On September 28th, the Understanding Today’s Agriculture class was given the privilege of visiting Fifer Orchards. This company has been family-owned since 1919. That’s 100 years of producing delicious fruits and vegetables for people all across the United States! We were greeted by Bobby Fifer, the current owner of the establishment. He gave us a tour of the majority of the farm and showed us the different methods he uses to sustain his company. This brand alone sells apples, peaches, tomatoes, strawberries, blueberries, sweet corn, asparagus, pumpkins, and more. They are currently in the Delaware Community-Supported Agriculture program, which connects producers and consumers by letting custom to subscribe to harvested items from local farms. This allows for farming operators to offset the expenses of cultivating their products, and consumers are provided with fresh produce in return.

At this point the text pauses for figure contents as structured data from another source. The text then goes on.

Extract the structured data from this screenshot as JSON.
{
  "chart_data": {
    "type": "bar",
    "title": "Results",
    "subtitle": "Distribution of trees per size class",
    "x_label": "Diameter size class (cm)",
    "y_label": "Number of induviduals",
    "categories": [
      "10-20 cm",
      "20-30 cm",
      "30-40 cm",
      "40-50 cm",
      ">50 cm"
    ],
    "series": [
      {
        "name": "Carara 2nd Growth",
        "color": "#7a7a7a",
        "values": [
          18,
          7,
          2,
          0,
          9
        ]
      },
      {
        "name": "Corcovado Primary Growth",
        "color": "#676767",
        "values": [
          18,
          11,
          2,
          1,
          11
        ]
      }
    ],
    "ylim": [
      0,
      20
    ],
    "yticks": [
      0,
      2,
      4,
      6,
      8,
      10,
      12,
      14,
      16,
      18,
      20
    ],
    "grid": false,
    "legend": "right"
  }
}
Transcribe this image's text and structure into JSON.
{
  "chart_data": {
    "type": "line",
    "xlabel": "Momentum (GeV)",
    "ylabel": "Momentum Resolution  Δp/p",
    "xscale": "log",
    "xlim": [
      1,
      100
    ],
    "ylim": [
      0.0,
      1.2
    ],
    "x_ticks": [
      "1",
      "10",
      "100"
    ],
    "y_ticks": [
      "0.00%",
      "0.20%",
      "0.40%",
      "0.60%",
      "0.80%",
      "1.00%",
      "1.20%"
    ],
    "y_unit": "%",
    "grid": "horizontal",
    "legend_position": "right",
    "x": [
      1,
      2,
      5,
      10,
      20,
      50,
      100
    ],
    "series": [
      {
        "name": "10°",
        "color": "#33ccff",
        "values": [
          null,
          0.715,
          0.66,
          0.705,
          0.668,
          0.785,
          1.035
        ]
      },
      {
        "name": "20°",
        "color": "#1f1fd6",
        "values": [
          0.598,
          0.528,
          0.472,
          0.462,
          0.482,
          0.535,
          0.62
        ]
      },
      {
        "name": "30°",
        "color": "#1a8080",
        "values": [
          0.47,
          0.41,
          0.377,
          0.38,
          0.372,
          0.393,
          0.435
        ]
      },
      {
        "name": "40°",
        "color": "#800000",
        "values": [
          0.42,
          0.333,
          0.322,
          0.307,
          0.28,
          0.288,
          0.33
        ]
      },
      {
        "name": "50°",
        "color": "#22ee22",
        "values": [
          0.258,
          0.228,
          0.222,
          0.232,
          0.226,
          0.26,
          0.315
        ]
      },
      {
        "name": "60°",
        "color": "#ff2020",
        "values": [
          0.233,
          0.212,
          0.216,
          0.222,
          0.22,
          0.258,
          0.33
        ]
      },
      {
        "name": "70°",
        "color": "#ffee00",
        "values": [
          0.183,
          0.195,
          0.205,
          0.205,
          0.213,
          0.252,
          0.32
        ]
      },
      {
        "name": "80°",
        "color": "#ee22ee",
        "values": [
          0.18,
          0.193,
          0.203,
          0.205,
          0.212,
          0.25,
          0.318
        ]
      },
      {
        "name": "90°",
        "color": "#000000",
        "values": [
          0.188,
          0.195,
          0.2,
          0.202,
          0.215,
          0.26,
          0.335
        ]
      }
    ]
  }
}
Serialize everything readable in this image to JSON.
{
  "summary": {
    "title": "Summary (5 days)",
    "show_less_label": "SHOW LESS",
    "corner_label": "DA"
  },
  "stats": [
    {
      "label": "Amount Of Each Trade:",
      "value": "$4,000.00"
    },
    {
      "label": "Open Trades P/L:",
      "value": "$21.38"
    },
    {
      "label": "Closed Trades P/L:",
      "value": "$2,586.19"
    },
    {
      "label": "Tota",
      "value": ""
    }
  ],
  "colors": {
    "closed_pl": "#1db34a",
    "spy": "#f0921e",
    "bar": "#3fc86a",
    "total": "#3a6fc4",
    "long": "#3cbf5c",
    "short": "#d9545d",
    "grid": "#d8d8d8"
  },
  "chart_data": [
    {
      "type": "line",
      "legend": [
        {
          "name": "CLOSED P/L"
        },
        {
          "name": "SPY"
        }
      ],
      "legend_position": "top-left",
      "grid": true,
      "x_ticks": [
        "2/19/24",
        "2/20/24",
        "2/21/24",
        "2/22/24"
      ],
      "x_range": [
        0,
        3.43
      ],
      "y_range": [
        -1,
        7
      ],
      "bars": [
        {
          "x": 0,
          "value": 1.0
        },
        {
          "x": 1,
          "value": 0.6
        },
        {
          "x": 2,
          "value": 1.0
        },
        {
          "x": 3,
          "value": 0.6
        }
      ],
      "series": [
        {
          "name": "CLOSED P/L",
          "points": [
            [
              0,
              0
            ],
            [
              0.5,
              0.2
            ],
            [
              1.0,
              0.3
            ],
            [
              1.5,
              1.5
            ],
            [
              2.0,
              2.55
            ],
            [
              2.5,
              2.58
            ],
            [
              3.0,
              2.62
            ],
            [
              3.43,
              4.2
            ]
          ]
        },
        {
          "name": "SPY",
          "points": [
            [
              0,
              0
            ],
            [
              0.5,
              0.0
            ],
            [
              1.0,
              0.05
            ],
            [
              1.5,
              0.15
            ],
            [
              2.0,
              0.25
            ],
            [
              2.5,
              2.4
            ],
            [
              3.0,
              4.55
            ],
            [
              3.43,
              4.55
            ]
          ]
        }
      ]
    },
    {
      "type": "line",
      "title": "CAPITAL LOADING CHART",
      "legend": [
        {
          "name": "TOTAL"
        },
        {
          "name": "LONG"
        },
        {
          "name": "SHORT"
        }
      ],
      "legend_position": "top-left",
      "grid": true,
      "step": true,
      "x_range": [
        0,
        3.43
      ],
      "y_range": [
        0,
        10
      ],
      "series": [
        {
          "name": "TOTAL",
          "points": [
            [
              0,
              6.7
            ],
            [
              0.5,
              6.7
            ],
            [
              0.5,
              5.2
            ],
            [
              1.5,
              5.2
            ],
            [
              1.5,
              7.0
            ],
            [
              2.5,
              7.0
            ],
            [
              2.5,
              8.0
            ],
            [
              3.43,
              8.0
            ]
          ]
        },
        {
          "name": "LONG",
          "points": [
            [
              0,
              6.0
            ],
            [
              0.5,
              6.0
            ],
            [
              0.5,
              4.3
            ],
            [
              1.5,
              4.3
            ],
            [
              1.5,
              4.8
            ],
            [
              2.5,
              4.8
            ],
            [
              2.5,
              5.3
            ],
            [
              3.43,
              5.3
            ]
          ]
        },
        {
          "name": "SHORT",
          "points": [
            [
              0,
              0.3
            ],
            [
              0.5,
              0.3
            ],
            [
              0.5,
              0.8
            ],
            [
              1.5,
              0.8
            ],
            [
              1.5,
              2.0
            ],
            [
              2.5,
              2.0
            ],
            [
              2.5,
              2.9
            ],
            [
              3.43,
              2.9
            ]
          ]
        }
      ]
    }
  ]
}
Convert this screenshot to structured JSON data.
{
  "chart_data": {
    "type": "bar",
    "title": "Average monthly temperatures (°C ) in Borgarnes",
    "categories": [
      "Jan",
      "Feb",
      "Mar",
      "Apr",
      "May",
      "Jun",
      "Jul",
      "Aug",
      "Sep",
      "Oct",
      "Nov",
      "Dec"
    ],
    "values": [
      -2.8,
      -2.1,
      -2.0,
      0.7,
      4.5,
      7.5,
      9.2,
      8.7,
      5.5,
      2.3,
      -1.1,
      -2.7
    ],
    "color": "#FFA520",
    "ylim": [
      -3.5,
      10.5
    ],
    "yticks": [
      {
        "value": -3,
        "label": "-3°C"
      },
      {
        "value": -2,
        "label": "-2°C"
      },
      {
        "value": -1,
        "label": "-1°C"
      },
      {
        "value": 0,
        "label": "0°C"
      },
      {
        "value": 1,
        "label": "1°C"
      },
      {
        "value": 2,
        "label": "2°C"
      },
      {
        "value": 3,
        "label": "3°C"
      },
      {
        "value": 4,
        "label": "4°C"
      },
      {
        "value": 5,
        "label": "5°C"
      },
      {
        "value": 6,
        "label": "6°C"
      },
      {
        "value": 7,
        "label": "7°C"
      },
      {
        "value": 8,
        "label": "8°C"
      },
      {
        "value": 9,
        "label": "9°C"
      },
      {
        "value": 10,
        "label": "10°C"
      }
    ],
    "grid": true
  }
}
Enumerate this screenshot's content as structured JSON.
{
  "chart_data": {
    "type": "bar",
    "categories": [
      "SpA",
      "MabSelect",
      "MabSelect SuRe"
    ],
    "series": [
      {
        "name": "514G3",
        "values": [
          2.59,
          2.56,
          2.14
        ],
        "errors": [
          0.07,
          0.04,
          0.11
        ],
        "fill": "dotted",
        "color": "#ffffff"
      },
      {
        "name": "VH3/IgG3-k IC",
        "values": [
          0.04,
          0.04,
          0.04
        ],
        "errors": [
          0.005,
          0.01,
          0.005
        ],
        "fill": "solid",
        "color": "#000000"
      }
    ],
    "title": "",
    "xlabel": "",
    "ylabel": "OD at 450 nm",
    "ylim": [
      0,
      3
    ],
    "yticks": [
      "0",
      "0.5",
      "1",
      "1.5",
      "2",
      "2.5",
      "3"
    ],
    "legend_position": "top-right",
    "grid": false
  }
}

The class was also shown different methods Bobby used to grow his crops. High tunnels are a good example. They use the heat from the sun to increase fruit and vegetable production in earlier and later seasons, and since they are covered by plastic canopies, the crops have a lesser chance of becoming diseased because they are never rained on. He also showed us the drip irrigation he uses for his strawberry fields. This method reduces water waste and energy usage whilst directing water directly toward the root system, which prevents disease among the plants as well.
Lastly, the class met with Kurt Fifer, the owner of the sales management side of the company. We learned that he sells apples and other businesses such as Walmart, Giant, and even small-scale grocery stores such as Redners. He talked about the pressures of food safety in the passing years and how farming has become far more difficult because of it. I now definitely understand from the first-person point of view how difficult being a farmer really is, as well as the phenomenal technologies that are being used to facilitate the safety of our environment and the quality of the produce we eat every day.